To respond to this so late, but...
Normally, when dotters take to correcting a post en mass, there isn't a reason to cover anything; however, the logic of, "We got these things 25-50 years later from a theory, but anything that doesn't contribute this quarter is a waste of money," would be sufficient to kill the theory of economic value versus investment. We got lots of things from the money dumped on the Space Race and the succeeding era, but from a dollar in to dollar out that month, year or even decade perspective, it wouldn't have appeared to be that affordable, even though those technologies, from fuel cells (more than just one type), to photovoltaics, to advanced ceramics and plastics, account for more economic profit today than the most expensive year of the US Independent Space Exploration Era.
I, however, wanted to plug, in a non-spammy way, a couple of places on YouTube that shows current payoff. While it doesn't focus on the LHC, it's a follow up on technologies that are otherwise related to what is being done at the LHC.
http://www.youtube.com/user/BackstageScience?feature=g-all-s#p/u/43/12KaFItjgl0
This is YT Channel BackstageScience, with a feature call for the video titled, "Lap of a Synchotron". In this video (as well as the many in that list), you will find discussion about many of the assists to, primarily, materials science that comes from the many research activities in the beamline branches.
http://www.youtube.com/user/DiamondLightSource
This is the same facility, but these videos are more on the individual research projects going on at that facility.
Synchotrons are relatively expensive, and when they were the new thing, they were more expensive to construct, maintain and run than many infrastructure projects; they were the LHC of their time. Now, we have safer planes, improved medicine and more advanced super- and semi-conductors. Intentionally producing nanoparticles has been a relatively new thing for commercial industries, but that new economy is entirely dependent on technology like the synchotron.
BackstageScience has a video titled, :"Muon Man", which is an interview with one of the scientists in general. If you asked someone 25 years ago what practical applications existed for muons, you would have been told they can be used to detect time dilation in accordance to Special relativity or changes in a protons charge field. Today, we use the to detect restricted radio-active materials and peer into the inner workings of large-scale geological activities, which will eventually allows us to detect volcanic eruptions and, quite possibly, earth quakes.
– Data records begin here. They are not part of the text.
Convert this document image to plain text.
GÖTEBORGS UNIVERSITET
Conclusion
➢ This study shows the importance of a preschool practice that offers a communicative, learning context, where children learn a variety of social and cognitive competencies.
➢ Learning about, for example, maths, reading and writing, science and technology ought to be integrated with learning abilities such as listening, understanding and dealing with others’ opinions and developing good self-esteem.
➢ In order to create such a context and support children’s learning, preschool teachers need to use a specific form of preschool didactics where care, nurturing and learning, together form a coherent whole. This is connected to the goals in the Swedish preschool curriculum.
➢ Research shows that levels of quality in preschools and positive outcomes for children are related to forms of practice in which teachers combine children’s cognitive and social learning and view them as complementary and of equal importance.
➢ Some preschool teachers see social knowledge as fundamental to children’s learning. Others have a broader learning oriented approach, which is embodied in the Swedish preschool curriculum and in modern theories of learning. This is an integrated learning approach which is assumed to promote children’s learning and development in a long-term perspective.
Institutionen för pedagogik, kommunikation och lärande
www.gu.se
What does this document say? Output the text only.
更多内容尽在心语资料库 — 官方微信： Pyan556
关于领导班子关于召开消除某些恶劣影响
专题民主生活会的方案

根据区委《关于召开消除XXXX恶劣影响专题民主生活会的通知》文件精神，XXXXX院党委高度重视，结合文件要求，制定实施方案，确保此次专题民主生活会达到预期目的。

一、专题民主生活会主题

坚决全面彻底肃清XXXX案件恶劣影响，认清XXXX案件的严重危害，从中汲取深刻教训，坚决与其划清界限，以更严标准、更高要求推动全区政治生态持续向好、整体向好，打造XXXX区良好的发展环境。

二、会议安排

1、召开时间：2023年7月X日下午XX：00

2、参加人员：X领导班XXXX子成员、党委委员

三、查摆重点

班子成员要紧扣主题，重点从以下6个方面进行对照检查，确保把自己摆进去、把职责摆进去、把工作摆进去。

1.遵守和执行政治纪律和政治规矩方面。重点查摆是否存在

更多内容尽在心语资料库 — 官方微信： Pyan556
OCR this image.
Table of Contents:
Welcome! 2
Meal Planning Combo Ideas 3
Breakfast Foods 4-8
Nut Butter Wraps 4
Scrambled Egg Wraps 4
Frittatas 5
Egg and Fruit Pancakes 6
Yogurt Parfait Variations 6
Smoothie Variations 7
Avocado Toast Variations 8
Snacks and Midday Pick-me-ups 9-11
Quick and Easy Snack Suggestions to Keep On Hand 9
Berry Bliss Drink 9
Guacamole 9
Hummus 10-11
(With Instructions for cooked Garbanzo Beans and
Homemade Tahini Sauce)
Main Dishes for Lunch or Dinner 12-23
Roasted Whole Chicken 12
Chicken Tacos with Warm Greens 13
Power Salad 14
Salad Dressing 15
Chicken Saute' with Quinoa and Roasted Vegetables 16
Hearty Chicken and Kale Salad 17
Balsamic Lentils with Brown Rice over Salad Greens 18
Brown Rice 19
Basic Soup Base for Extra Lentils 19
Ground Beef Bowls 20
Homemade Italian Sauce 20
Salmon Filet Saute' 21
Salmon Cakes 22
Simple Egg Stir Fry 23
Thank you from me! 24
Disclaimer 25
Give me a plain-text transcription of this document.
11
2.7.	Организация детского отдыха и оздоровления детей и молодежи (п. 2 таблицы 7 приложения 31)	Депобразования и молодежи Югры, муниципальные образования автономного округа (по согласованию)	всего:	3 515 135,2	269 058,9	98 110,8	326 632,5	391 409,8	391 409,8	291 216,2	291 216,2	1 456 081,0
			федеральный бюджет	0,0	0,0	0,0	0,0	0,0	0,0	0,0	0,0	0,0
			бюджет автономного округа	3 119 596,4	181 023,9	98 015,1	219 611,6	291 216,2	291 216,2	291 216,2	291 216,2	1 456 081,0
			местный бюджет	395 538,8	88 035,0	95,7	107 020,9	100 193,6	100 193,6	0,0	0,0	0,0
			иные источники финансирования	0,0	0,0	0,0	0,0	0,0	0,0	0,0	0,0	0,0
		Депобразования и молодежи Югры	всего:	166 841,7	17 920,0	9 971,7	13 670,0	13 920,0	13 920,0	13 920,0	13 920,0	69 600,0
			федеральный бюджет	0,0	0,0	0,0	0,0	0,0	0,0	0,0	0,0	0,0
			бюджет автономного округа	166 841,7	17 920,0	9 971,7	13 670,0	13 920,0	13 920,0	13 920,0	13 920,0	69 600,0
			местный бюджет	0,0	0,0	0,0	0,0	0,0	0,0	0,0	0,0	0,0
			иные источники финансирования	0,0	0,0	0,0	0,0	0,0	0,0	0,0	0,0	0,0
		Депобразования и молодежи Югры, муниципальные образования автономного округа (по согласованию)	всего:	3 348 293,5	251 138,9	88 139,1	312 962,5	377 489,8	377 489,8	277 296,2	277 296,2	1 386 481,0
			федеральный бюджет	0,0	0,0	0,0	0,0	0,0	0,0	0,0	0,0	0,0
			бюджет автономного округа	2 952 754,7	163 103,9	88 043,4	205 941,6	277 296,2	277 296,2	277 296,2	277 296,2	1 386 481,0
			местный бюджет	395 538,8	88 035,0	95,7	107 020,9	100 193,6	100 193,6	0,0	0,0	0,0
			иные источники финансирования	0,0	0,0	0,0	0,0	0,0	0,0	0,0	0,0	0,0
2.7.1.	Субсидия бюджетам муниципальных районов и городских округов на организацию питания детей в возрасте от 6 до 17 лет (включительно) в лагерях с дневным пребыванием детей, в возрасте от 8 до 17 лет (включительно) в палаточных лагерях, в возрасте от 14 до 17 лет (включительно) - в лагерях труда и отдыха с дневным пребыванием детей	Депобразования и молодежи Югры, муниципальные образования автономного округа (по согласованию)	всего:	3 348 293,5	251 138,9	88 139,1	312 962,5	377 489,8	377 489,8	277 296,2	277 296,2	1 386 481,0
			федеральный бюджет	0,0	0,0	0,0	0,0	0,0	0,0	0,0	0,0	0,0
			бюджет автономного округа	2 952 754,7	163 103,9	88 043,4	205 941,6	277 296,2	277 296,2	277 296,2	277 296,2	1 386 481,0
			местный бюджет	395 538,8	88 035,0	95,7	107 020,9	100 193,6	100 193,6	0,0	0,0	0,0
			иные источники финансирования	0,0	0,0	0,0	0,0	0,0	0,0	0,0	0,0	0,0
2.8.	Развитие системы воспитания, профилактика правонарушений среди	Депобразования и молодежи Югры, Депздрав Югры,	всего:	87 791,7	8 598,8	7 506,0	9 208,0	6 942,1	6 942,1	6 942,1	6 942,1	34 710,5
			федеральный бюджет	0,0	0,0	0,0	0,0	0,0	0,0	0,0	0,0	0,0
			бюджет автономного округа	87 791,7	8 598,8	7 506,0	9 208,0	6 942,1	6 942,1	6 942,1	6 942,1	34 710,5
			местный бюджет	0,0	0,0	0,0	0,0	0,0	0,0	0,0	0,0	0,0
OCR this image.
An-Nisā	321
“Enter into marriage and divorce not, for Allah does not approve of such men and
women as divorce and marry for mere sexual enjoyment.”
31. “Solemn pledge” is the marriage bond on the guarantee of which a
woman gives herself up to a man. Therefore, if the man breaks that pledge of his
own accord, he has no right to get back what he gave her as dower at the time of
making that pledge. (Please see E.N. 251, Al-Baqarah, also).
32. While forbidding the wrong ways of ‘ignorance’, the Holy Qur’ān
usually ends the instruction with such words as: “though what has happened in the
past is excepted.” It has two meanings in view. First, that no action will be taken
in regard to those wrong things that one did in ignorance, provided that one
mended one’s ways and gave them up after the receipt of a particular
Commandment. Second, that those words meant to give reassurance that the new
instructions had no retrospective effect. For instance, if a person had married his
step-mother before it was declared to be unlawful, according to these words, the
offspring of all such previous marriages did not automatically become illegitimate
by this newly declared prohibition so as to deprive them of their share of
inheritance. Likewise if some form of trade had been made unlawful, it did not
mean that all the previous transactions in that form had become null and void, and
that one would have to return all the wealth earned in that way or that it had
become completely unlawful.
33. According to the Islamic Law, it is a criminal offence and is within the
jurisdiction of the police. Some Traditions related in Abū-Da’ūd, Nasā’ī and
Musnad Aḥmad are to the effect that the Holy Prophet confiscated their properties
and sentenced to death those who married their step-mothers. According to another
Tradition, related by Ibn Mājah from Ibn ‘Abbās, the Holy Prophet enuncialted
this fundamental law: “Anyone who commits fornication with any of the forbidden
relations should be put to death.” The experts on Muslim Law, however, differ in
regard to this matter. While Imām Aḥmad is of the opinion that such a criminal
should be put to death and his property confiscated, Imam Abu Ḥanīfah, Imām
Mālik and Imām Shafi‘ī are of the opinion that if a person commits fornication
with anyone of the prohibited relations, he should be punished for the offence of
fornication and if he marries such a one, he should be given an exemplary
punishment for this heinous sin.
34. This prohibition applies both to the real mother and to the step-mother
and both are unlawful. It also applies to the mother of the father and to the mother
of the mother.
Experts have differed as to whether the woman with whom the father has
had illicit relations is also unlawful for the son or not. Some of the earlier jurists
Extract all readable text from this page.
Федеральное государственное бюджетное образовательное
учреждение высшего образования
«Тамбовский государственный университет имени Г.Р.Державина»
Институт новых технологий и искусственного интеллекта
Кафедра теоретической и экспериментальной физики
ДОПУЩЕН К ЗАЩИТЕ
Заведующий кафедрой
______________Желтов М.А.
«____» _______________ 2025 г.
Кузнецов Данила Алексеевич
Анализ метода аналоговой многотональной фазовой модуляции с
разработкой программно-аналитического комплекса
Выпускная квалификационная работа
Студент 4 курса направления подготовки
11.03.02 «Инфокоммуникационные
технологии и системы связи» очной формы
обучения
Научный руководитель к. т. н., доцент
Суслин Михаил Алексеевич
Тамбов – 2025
With regard to this specific project, the LHC's job is to understand the fundamental structures of energy at very small scales. The idea it's stuck on the Higgs boson research shows a lot of ignorance, but the kind one might expect from the limited understanding that comes from someone who would say, "[A]nything other than the proton, neutron, electron and photon," is exotic or has never produced any useful technology. E^2=M^2C^4+P^2C^2 has brought us anti-matter, which eventually led to improved medical technologies. The fact is, large projects, like the LHC, are necessary for such advancements, but too expensive for even a single portion of the economic spectrum to manage for the initial time between theory and application. To say it was too expensive because you can't see any advantage in it shows a failure of understanding how doctorates lead to economic and social advantages. Perhaps you should join slashdot with the moniker Lysenko, so, we will all know how ignorant you are about the importance of advancing science through large scale. publicly funded projects.